Senate Dems Defend Earmarks
The Hill reports:
Senate Democrats on Tuesday defended the congressional system of earmarking even as their GOP colleagues approved a voluntary two-year ban on the practice.
There was scant support among the chamber’s majority party to follow the lead of Republicans who voted in a closed-door conference meeting to ban the practice of tucking home-state pork into appropriations bills. The vote was almost unanimous.
Instead, Democrats defended the age-old practice by noting they had already improved the system’s transparency in 2008 and that they reserved the right to seek funding for their states’ needs.
“We have a constitutional obligation and responsibility,” said Majority Leader Harry Reid (D-Nev.). “I have an obligation to the people of Nevada.”
Several Democrats mocked the ban and Senate GOP Leader Mitch McConnell’s (Ky.) surprise decision to back it.

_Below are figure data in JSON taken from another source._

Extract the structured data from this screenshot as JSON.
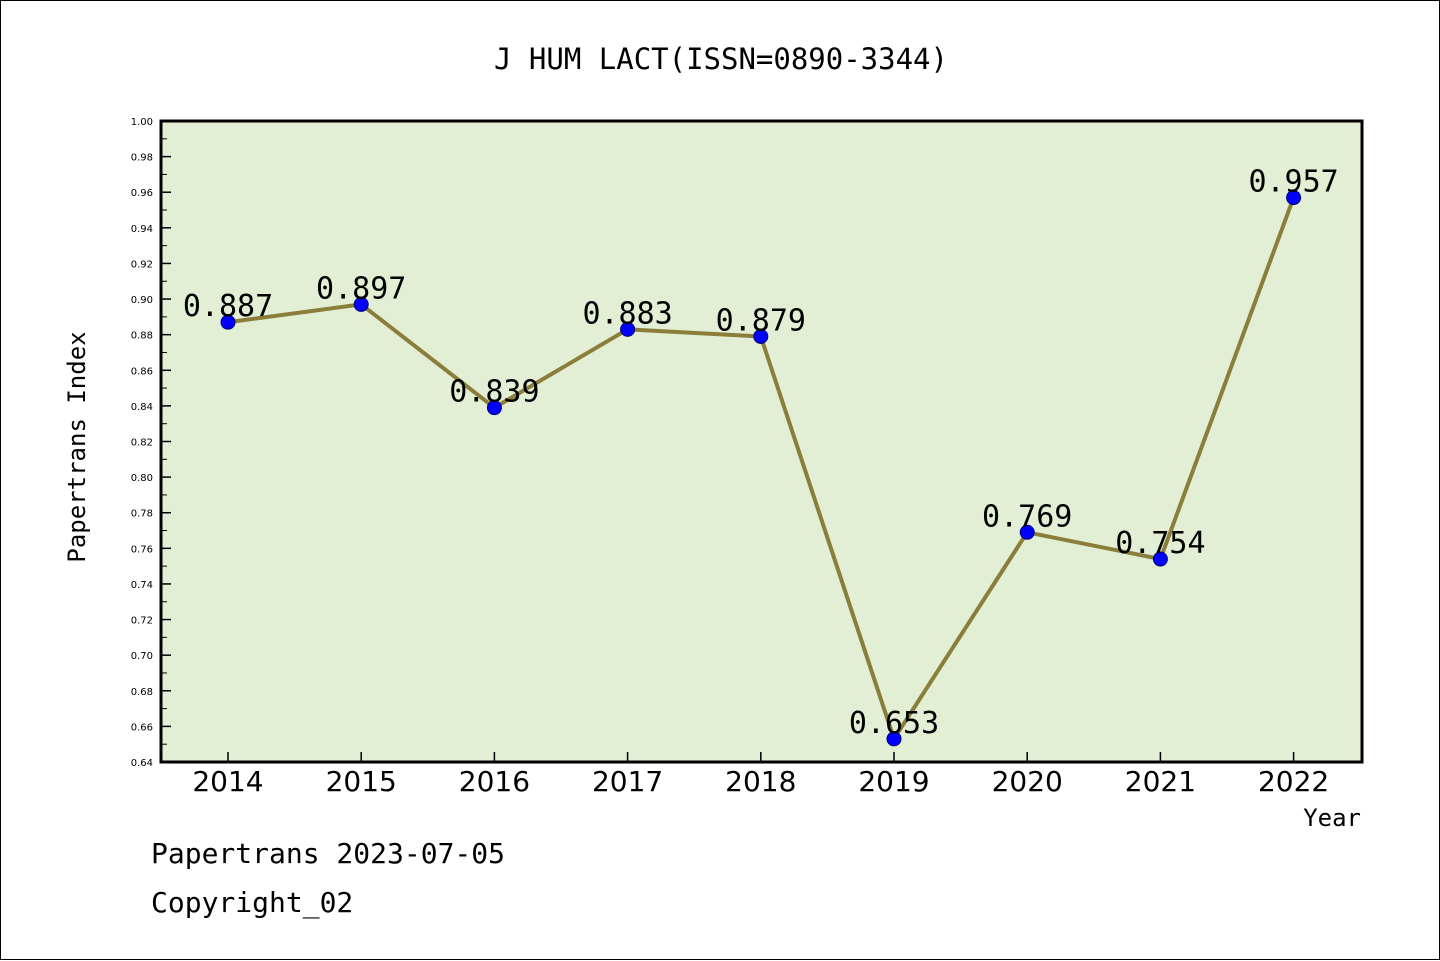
{
  "chart_data": {
    "type": "line",
    "title": "J HUM LACT(ISSN=0890-3344)",
    "xlabel": "Year",
    "ylabel": "Papertrans Index",
    "categories": [
      "2014",
      "2015",
      "2016",
      "2017",
      "2018",
      "2019",
      "2020",
      "2021",
      "2022"
    ],
    "values": [
      0.887,
      0.897,
      0.839,
      0.883,
      0.879,
      0.653,
      0.769,
      0.754,
      0.957
    ],
    "data_labels": [
      "0.887",
      "0.897",
      "0.839",
      "0.883",
      "0.879",
      "0.653",
      "0.769",
      "0.754",
      "0.957"
    ],
    "ylim": [
      0.64,
      1.0
    ],
    "yticks": [
      "0.64",
      "0.66",
      "0.68",
      "0.70",
      "0.72",
      "0.74",
      "0.76",
      "0.78",
      "0.80",
      "0.82",
      "0.84",
      "0.86",
      "0.88",
      "0.90",
      "0.92",
      "0.94",
      "0.96",
      "0.98",
      "1.00"
    ],
    "grid": false,
    "colors": {
      "plot_background": "#e2efd5",
      "line": "#8b7d3a",
      "marker": "#0000ff"
    }
  },
  "footer": {
    "date_text": "Papertrans 2023-07-05",
    "copyright_text": "Copyright_02"
  }
}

“I’m not ready to throw in the towel. Apparently Mitch McConnell is,” said Sen. Ben Nelson (D-Neb.), an Appropriations Committee member. “The arguments being made to ban earmarks are that it’s going to reduce spending. That’s nonsense. It’s not. It just changes who decides — from elected officials, on the basis of what they’re hearing from local folks, to nameless, faceless bureaucrats.”